During a trip off Point Reyes on Wednesday, Powers grumbled about media coverage of the rockfish closures. "People think the entire coast has been shut down. It's not that way at all," he said. "There's still good fishing for salmon and (nearshore) rockfish. But you wouldn't know that from the headlines."

Even so, Powers acknowledges the rockfish restrictions will hammer his business. For the rest of the year, and possibly longer, he no longer will be able fish off of Cordell Banks. Instead, his rockfish trips must stay close to shore, where he will compete with hundreds of other vessels and charter boats.

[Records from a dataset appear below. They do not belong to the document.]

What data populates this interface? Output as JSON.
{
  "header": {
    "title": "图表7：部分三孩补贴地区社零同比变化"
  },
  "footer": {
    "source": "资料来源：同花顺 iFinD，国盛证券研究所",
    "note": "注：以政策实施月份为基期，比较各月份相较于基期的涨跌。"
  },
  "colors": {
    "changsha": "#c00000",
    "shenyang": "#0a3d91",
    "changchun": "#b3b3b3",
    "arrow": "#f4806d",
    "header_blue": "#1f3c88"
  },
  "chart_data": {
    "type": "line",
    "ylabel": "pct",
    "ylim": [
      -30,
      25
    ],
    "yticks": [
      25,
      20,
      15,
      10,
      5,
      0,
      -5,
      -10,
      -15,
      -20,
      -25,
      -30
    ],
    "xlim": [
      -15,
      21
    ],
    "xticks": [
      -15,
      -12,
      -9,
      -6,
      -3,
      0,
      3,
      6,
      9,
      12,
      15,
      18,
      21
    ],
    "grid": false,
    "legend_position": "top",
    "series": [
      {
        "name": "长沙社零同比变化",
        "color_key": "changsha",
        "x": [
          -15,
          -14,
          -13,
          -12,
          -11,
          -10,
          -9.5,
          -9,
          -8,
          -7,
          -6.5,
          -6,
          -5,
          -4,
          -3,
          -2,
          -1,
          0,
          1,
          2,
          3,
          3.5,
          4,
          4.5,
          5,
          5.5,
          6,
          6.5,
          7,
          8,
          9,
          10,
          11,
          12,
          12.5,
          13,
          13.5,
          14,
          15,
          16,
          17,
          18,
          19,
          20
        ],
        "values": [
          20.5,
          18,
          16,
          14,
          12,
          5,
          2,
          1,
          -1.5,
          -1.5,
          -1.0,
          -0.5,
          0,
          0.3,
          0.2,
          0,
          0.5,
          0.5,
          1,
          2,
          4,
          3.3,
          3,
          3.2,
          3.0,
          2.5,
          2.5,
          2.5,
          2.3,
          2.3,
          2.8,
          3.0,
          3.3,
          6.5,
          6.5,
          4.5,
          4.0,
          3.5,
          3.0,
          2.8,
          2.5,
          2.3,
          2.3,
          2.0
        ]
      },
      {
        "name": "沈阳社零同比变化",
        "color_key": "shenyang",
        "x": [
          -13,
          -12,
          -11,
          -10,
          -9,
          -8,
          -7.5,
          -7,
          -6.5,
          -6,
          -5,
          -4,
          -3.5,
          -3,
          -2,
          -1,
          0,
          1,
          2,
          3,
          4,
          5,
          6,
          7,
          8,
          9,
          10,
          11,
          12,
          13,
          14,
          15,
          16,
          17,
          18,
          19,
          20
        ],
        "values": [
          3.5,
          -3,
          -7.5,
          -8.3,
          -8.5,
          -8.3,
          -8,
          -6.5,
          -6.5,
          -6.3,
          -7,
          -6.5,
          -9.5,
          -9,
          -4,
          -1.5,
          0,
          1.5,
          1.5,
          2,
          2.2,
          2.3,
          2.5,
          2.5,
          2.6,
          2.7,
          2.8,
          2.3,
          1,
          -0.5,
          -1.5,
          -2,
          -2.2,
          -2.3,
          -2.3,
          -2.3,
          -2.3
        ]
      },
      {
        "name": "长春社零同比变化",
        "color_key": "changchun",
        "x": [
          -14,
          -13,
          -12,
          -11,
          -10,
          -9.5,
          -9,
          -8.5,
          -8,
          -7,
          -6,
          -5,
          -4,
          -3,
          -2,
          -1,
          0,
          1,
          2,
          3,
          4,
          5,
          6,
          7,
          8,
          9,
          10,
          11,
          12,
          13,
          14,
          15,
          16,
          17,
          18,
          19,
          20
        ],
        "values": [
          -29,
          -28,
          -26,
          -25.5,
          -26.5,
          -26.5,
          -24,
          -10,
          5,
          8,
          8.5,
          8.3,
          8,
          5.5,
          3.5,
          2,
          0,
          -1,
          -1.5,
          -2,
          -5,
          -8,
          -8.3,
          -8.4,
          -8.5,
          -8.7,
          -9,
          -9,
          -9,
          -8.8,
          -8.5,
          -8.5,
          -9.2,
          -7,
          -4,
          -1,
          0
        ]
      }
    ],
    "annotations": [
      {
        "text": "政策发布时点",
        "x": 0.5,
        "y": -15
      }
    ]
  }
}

On Wednesday, several customers drove from Sacramento and Stockton because of the pending rockfish ban, which takes effect Monday. "We saw that in the paper and we said, let's do it!" said Mark Miney, who traveled from Pollock Pines with Bob Hancey.

They weren't disappointed. Along with catching some big salmon, Miney and Hancey hauled in a few ling cod and rockfish. They also watched a whale spout in the foggy waters off Point Reyes. "I just love being out here," said Miney, a registered nurse who fishes once or twice a year. "I have a pretty intense job, so this is a nice way to get a break."

Over the next several years, the fish will get a break. Fisheries biologists said it could take decades to rebuild deepwater stocks of rockfish, and later this summer the state Fish and Game Commission is expected to enact new near-shore fishing rules, which could further restrict catches within 3 miles of shore.

Meanwhile, state and federal officials continue to debate a long-term fix. The fishing industry is urging Congress to approve a $50 million "buy-back" of trawler boats, arguing that the federal government helped create the basic problem: too many boats going after too few fish.